Wednesday, October 30, 2013

Sell The Top Day


I have designated Thursday, October 31 as "Sell the Top Day".  It just happens to fall on Halloween and there are some ghoulish data elements to the big hump in stocks.

1.  While stock ownership is at a record low, speculative money is now pouring into stocks at the fastest rate since 2000.  The first tells you the boomers are done with growing stock portfolios.  The second tells you risk aversion is gone and the selected public would now rather seek a gain than avoid a loss.  Bad news.

2. The rich are tearing down homes at a record pace across the nation to build bigger ones.  This was Ben Bernanke's main wealth effect strategy.  His ideas was that if he pumped asset prices, primarily stocks, the rich would buy your house if you lived in their neighborhood and they would take it in foreclosure if you lived in your neighborhood.  Its working.

3. It takes Fed intervention of 85 billion a month and the treasury's already trillion plus to keep stocks higher.  It takes one word in a Fed statement to crash it all.  Now this may sound scarey but no one remembers what down looks like.  Scarey down.

Tuesday, October 22, 2013

Driving Air


The only distraction for investors now will continue to be the increasing high pitched sound of air being forced into the only opening of the equities balloon chamber.  The noise is distracting  but can be removed by wearing an Equity Manager's Headset manufactured by the Fed and sold at any business cable news outlet.  The headsets are constructed of two ten year notes held together with Wall Street's and Washington's favorite material, Ivy.  Though the material is considered not safe by previous users, it continues to be popular and is especially worn to major financial events.   The headsets can also be used when driving while texting at high speed, downhill, in heavy traffic.  

Tuesday, October 15, 2013

No Matter What Happens, Managers Will Still Be Clueless


Where the markets ride on the road through good news/bad news is only important to managers who  do not have a clue on how markets work.  A collapse or a surge higher in equities will be a short term opportunity.  The fact that managers cannot consistently deliver alpha no matter their pedigree is proof that most of them are accidental winners and perennial flat liners.   Up has always been the favorite of most successful macro equity managers and volatility with front running solutions has been the HF's bank.   Big Data momentum prop houses will be the next mediocre performers as short term momentum strategies will end up chasing their own tail as tightening latency solutions will deny any price separation opportunities between good news / bad news. 

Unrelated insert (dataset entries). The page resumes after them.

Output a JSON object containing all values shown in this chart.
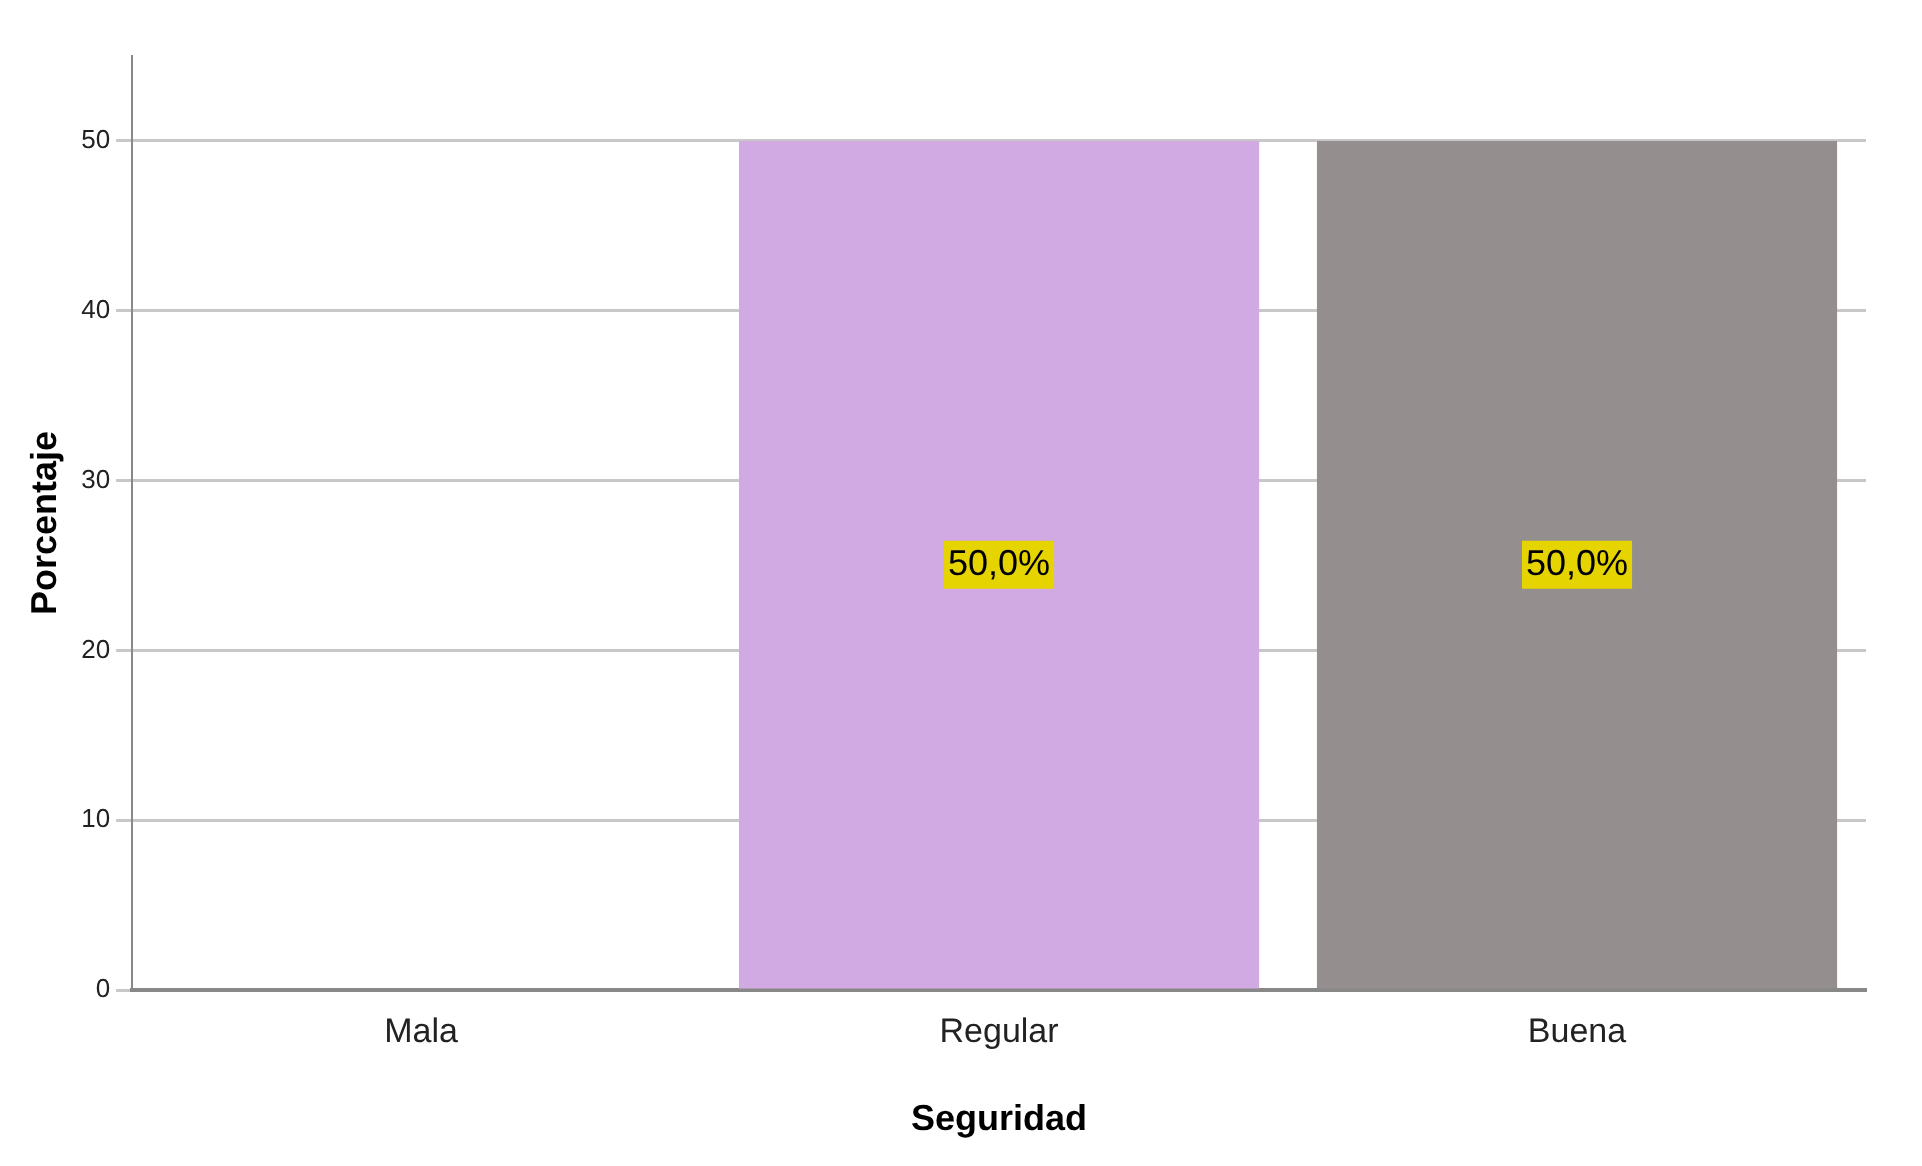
{
  "chart_data": {
    "type": "bar",
    "xlabel": "Seguridad",
    "ylabel": "Porcentaje",
    "categories": [
      "Mala",
      "Regular",
      "Buena"
    ],
    "values": [
      0,
      50,
      50
    ],
    "colors": [
      "#d1a9e3",
      "#d1a9e3",
      "#948f8e"
    ],
    "value_labels": [
      null,
      "50,0%",
      "50,0%"
    ],
    "ylim": [
      0,
      55
    ],
    "yticks": [
      0,
      10,
      20,
      30,
      40,
      50
    ],
    "grid": "y",
    "legend": false
  }
}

Budget /Debt Ceiling struggles have gripped hard on upside hopes as congressional true believers bleed to promote a form of government servicing the privileged at the expense of those of lesser means.    But all governments in their evolution struggle with factions of extremism, adopting a tiny portion of their ideas but letting the bulk of it destroy the extremists who promote it.  

The problem in this particular market construct is the world has become accustomed to asset intervention and the belief it will always be delivered and will always work.   A default would be certainly bring significant flight to cash not seen since 2008.   A solution would put the bears on the bottom yet again.